Для Этекса, надо заметить, стремление к такого рода парности комедийных трюков весьма характерно. Сказав одно, он старается ниже сказать и противоположное. Дама, сидящая в машине, оказывается красиво причесанной собакой, а на собачьем поводке прогуливают ребенка. Или еще более сложное противопоставление. Вздыхатель, увлеченный эстрадной певицей, добывает ее копию в человеческий рост из папье-маше и приносит к себе домой. Он старается на палец руки манекена надеть кольцо: для него фигура из папье-маше стала живой. В другом месте, чтобы пробраться в театр, где идет концерт певицы, Вздыхатель становится таким же манекеном из папье-маше: он окостеневает, его, как куклу, рабочие сцены вносят за кулисы. Сначала манекен стал человеком, потом человек – манекеном. Это буквально.
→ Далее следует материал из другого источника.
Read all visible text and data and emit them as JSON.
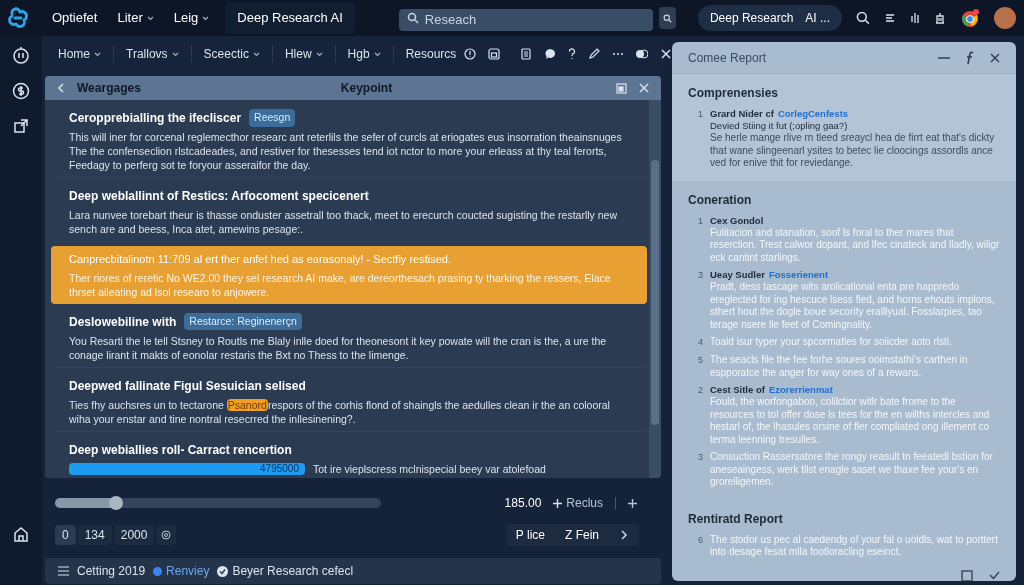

Но есть и более глубокий смысл: Вздыхатель идет по шумной улице, его толкают прохожие, при каждом толчке направление его движения меняется, и вот он уже идет в прямо противоположном направлении, как большая заводная кукла.

118

Этот трюк не нов, его можно встретить в старый комических фильмах. Но в сочетании с парой, названной выше, он создает образ, исполненный глубокой мысли.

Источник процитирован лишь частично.